Master Thesis Instructions

Contact Points:

Luca Cagliero: luca.cagliero@polito.it
Moreno La Quatra: moreno.laquatra@polito.it

This repository contains the information used for the development a master thesis in the NLP domain at PoliTO.

Instructions and templates
Thesis proposals
Graduated Students

Instructions and templates

The latex template to write the master thesis is avaiable in Overleaf

The first step is to create a GitHub Educational account and create an ad-hoc repository containing all relevant code and information for the master thesis.

The research work expected during the development of the master thesis will cover the following steps.

State-of-the-art exploration

Collect, read and analyze the most recent and relevant publications in the proposed application field. Related works could be summarized and presented by using the Markdown Template available here. Publication could be searched by using the following services:

Data collection and finding

The majority of the thesis requires a step of data collection or data search. During the exploration of the state of the art the student is asked to collect and organize the data used by each publication. Dataset must be presented in an organized way by expoiting the Markdown template available here If a new data collection is created/parsed please create a specific Markdown file (template available here) explaining both the data collection procedure and the statistics of the data collection.
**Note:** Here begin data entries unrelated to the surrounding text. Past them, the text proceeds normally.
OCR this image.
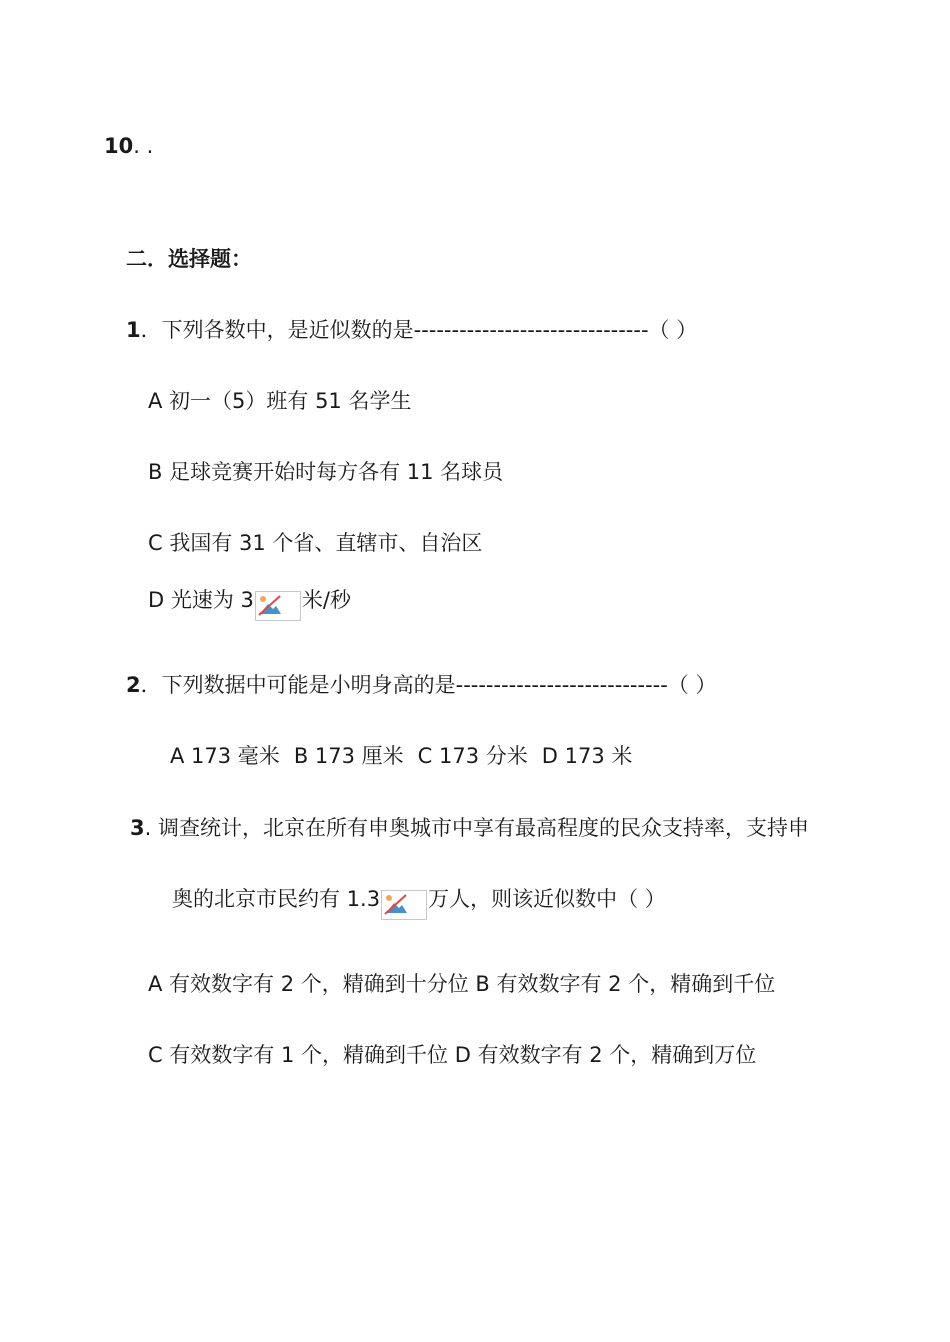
10. .
二．选择题：
1．下列各数中，是近似数的是-------------------------------（ ）
A 初一（5）班有 51 名学生
B 足球竞赛开始时每方各有 11 名球员
C 我国有 31 个省、直辖市、自治区
D 光速为 3 米/秒
2．下列数据中可能是小明身高的是----------------------------（ ）
A 173 毫米 B 173 厘米 C 173 分米 D 173 米
3. 调查统计，北京在所有申奥城市中享有最高程度的民众支持率，支持申
奥的北京市民约有 1.3 万人，则该近似数中（ ）
A 有效数字有 2 个，精确到十分位 B 有效数字有 2 个，精确到千位
C 有效数字有 1 个，精确到千位 D 有效数字有 2 个，精确到万位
A video tutorial explaining how to create a Python package is available here: YouTube .

Thesis proposals

AL meets NLP

image source: https://www.semanticscholar.org/paper/Deep-active-learning-using-Monte-Carlo-Dropout-Moura/5418d0d92165270afa20cf84e93b0beeba41202f

Active Learning is a subfield of machine learning that aims at reducing the number of supervised samples needed to train a machine learning model. It include an human-in-the-loop procedure aimed at selecting the most relevant examples for model's learning.
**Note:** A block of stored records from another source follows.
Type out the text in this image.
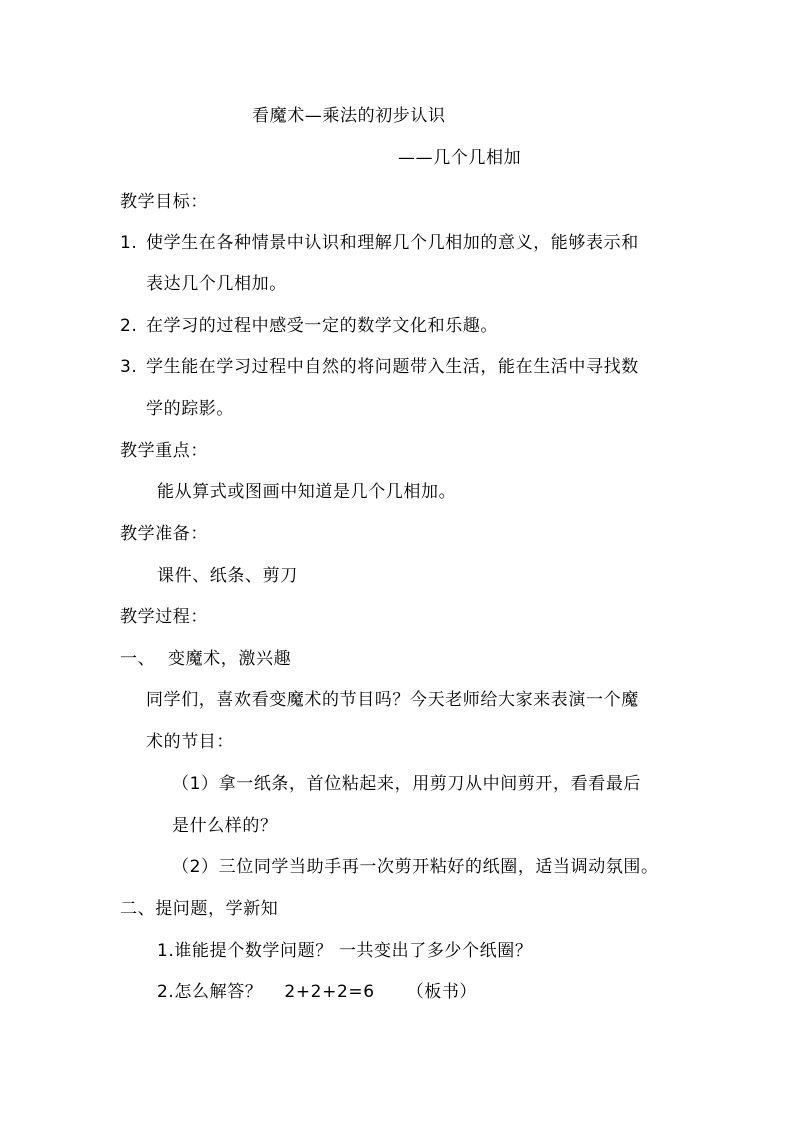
看魔术—乘法的初步认识
——几个几相加
教学目标：
1. 使学生在各种情景中认识和理解几个几相加的意义，能够表示和
表达几个几相加。
2. 在学习的过程中感受一定的数学文化和乐趣。
3. 学生能在学习过程中自然的将问题带入生活，能在生活中寻找数
学的踪影。
教学重点：
能从算式或图画中知道是几个几相加。
教学准备：
课件、纸条、剪刀
教学过程：
一、 变魔术，激兴趣
同学们，喜欢看变魔术的节目吗？今天老师给大家来表演一个魔
术的节目：
（1）拿一纸条，首位粘起来，用剪刀从中间剪开，看看最后
是什么样的？
（2）三位同学当助手再一次剪开粘好的纸圈，适当调动氛围。
二、提问题，学新知
1.谁能提个数学问题？ 一共变出了多少个纸圈？
2.怎么解答？ 2+2+2=6 （板书）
The main objectives of this thesis are:

Explore the state of the art in Active Learning
Define and propose an Active Learning approach for the fine-tuning of deep neural language models.
Simulate the process on existing benchmark dataset

References 📚:

Citovsky, G., DeSalvo, G., Gentile, C., Karydas, L., Rajagopalan, A., Rostamizadeh, A., & Kumar, S. (2021). Batch Active Learning at Scale. arXiv preprint arXiv:2107.14263. article

Peshterliev, S., Kearney, J., Jagannatha, A., Kiss, I., & Matsoukas, S. (2019, June). Active Learning for New Domains in Natural Language Understanding. In Proceedings of the 2019 Conference of the North American Chapter of the Association for Computational Linguistics: Human Language Technologies, Volume 2 (Industry Papers) (pp. 90-96). article

Schröder, C., & Niekler, A. (2020). A Survey of Active Learning for Text Classification using Deep Neural Networks. arXiv preprint arXiv:2008.07267. article

Interesting projects 💻:

modAL
libact

Additional Material:

Active Learning: Algorithmically Selecting Training Data to Improve Alexa’s Natural-Language Understanding post

Active Learning for Natural Language Processing. post

Text Paraphrasing

image by: https://quillbot.com/

Text paraphrasing aims at reformulating natural language by conveying the same meaning with different words. For example:

I would like to know if tomorrow will be sunny in Turin.
Will it be sunny tomorrow in Turin?
Will be a sunny day in Turin tomorrow?

All those sentences bring the same meaning using slightly different formulations. The syntactic element are different, however the semantic behind the is the same.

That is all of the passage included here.